Lu pour vous Confidences de Max Lobé et Les Maquisards de Hemley Boum : deux romans sur les traces de Ruben Um Nyobè
Confidences, une œuvre romanesque de l’auteur Suisso-camerounais Max Lobé parue au Cameroun en 2017 aux éditions proximité est d’un volume de 286 pages. Ce roman s’ouvre sur un fait historique : après une longue période à l’étranger, après une conférence à Genève (voir Cameroun : une guerre cachée aux origines de la Françafrique (1948-1971)), le héros Makon est de retour dans son pays natal dans le but de comprendre et d’apprendre ce qui s’est réellement passé dans les années 1950. Tout au long du récit, il fonce dans la forêt camerounaise pour y rencontrer et côtoyer Ma Maliga, une femme qui a vécu dans sa chair la résistance contre la puissance coloniale, afin qu’elle lui raconte ce qu’elle sait du mouvement de l’indépendance au Cameroun et de son leader Ruben Um Nyobé. Ce texte est alors le récit de Ma Maliga, une femme malicieuse, malgré son âge bien avancé, généreuse et dotée d’un bon sens stupéfiant. Toutefois, en racontant l’histoire de l’indépendance du Cameroun et de son combattant Ruben Um Nyobé, elle n’oublie pas de boire son vin blanc pour mieux se remémorer, et de faire également boire son interlocuteur Makon. Au final, c’est dans un mélange de légère ivresse et de profonde gravité que le lecteur découvre l’histoire de l’indépendance du Cameroun et sa guerre cachée grâce à Ma Maliga.

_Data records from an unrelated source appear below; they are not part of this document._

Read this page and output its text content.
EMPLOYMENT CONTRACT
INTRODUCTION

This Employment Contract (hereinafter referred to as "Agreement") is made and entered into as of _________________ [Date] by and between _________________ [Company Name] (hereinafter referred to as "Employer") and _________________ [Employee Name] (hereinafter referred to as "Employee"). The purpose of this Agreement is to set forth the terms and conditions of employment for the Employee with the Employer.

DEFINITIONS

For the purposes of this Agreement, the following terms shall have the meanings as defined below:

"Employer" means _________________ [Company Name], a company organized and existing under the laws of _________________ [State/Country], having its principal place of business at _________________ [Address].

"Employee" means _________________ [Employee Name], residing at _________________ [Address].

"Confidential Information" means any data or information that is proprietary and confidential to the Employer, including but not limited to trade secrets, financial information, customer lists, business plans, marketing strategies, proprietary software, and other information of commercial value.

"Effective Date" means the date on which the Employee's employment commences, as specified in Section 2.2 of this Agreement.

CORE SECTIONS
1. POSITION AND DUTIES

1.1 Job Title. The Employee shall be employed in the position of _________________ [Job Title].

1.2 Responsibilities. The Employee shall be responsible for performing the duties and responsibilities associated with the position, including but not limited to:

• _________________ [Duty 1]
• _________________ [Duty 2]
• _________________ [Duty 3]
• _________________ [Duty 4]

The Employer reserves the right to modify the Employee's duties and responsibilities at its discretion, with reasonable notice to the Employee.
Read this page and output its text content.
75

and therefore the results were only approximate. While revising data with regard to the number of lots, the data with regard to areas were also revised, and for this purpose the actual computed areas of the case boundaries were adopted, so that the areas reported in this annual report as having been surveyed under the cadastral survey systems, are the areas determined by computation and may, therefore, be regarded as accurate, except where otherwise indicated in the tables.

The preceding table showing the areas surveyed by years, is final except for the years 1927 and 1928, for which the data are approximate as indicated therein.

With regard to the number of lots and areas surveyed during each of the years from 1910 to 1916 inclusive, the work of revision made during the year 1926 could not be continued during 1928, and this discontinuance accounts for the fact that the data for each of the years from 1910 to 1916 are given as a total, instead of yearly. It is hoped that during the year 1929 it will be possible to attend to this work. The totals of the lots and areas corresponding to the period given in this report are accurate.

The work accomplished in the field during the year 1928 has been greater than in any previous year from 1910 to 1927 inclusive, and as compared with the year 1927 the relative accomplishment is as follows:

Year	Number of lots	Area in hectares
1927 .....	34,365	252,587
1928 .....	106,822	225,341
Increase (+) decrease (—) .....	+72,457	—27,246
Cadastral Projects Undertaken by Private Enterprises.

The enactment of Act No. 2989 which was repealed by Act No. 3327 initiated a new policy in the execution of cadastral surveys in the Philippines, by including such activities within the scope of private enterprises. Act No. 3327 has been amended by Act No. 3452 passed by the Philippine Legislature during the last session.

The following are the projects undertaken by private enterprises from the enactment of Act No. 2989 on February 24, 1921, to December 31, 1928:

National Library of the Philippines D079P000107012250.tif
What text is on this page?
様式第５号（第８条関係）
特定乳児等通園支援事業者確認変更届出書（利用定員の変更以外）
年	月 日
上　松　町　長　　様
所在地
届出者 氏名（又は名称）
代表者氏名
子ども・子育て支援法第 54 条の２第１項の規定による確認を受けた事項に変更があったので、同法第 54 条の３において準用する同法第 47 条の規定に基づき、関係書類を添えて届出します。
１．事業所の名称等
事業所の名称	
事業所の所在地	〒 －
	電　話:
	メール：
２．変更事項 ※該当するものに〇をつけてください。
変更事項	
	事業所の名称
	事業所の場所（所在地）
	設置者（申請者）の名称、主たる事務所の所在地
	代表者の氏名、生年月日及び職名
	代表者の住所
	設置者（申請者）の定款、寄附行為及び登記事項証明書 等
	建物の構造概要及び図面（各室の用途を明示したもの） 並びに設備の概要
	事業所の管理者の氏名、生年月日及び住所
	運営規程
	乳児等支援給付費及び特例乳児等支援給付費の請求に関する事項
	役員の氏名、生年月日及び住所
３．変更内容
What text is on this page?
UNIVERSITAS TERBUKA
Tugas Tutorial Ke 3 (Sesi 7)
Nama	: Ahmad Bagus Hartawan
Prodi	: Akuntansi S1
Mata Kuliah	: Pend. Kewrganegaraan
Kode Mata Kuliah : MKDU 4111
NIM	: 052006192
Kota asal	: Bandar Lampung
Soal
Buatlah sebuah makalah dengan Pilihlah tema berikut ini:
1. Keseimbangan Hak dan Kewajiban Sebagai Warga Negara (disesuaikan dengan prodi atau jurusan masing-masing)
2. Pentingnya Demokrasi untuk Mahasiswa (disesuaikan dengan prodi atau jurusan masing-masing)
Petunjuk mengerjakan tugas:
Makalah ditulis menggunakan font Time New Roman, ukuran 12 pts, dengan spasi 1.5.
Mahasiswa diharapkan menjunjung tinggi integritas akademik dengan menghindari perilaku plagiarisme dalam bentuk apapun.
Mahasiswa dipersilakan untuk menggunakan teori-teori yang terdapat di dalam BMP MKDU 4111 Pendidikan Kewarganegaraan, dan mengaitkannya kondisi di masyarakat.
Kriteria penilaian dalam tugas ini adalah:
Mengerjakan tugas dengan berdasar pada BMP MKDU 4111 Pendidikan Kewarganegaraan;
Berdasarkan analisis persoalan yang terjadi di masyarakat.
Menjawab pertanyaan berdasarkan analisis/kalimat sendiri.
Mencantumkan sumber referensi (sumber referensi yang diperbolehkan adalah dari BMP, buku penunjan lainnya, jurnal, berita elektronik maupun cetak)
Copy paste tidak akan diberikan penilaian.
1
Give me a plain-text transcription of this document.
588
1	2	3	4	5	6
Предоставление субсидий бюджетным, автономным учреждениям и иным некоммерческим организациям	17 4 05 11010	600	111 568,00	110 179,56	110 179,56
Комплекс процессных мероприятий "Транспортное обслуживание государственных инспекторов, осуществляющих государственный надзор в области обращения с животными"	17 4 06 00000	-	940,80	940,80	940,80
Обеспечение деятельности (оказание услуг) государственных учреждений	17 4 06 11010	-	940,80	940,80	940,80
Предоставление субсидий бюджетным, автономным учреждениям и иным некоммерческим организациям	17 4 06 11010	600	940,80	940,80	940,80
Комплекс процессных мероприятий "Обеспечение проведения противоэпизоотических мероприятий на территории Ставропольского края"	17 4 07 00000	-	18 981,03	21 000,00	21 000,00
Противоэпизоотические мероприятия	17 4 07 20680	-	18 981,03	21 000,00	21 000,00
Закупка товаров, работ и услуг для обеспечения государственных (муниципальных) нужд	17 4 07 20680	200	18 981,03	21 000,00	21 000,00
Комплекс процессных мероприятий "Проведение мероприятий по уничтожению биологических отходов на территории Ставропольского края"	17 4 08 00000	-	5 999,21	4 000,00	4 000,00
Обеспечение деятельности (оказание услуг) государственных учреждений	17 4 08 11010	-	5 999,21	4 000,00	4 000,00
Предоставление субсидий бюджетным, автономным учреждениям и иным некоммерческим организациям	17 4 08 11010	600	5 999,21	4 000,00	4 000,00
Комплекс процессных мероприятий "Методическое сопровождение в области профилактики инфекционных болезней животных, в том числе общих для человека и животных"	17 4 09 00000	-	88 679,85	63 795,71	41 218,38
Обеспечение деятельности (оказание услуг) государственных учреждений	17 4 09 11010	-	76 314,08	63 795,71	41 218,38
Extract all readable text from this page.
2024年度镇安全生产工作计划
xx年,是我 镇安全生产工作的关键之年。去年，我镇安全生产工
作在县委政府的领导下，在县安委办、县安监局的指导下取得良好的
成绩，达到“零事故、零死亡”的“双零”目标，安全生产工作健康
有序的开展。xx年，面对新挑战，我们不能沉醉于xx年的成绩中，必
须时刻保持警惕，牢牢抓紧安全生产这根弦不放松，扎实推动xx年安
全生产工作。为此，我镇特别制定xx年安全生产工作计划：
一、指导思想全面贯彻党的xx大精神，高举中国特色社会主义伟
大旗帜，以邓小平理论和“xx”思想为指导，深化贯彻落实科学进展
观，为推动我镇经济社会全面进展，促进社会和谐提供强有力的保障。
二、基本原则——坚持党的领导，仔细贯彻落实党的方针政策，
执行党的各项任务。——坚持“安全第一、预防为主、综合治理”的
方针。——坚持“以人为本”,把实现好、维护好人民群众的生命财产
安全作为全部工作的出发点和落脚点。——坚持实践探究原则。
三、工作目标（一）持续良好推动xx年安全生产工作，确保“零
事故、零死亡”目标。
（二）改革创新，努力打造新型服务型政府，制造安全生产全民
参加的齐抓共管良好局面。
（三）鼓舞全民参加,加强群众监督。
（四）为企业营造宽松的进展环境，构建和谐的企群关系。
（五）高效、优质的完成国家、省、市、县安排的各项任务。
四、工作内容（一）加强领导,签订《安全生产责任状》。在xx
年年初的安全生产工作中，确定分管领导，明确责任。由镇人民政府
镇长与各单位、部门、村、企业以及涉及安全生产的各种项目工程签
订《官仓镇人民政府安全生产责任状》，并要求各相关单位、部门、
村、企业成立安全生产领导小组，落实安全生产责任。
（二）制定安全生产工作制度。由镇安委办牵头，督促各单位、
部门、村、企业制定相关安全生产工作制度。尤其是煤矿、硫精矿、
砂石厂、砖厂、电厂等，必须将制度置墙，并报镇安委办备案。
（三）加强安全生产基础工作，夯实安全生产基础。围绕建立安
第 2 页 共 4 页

Les Maquisards est un roman de 384 pages paru à Dakar (Sénégal) aux éditions La Cheminante en 2015. Cette œuvre est découpée en vingt chapitres, selon un ordre chronologique bouleversé : Fin 1958 (7 chapitres), 1948-1958 (8 chapitres), 1999 (5 chapitres). Le récit s’ouvre sur un tableau qui reprend les noms, les parentés, les liens entre chaque actant. L’ensemble du roman pèse d’emblée sur l’issue du combat pacifique mené par Muulé et les siens. Le premier chapitre le montre d’ailleurs en prison, sous le joug des autorités coloniales françaises. Tout au long du récit, Hemley Boum présente ces hommes et ces femmes qui, depuis la Deuxième Guerre mondiale, se sont battus pour obtenir le droit à disposer d’eux-mêmes. Toute la puissance de ce texte réside ainsi dans la capacité de cette auteure à brosser les portraits de ces êtres courageux (Mpodol, Muulé, Amos, Likak) au cœur d’évènements historiques qui ont marqué la lutte pour l’indépendance du Cameroun. Hemley Boum évoque alors à travers la lutte pour l’indépendance du Cameroun, une famille et sa vie quotidienne faite de secrets, mais aussi d’amour entre les mères et leurs filles, entre les hommes et les femmes. En d’autres mots, cette œuvre avec plusieurs entrées allie les faits historiques et les faits fictionnels autour du « héros national » Ruben Um Nyobé et du volet bassa du maquis camerounais. À la fin du roman, les poèmes rédigés à la première personne du singulier sont empreints d’une sensibilité douloureuse qui ne peut que toucher au plus profond de lui-même chaque lecteur, sans doute parce que Likak trouvent écho en eux. Néanmoins, Hemley Boum se fait la porte-parole des sans voix et joue des instances narratives pour ne pas leur voler ce qu’ils ont à dire. C’est dans cette perspective qu’on sent son admiration, sa fascination pour ses personnages qu’elle ne se résout pas à enfermer dans une simple fiction romanesque.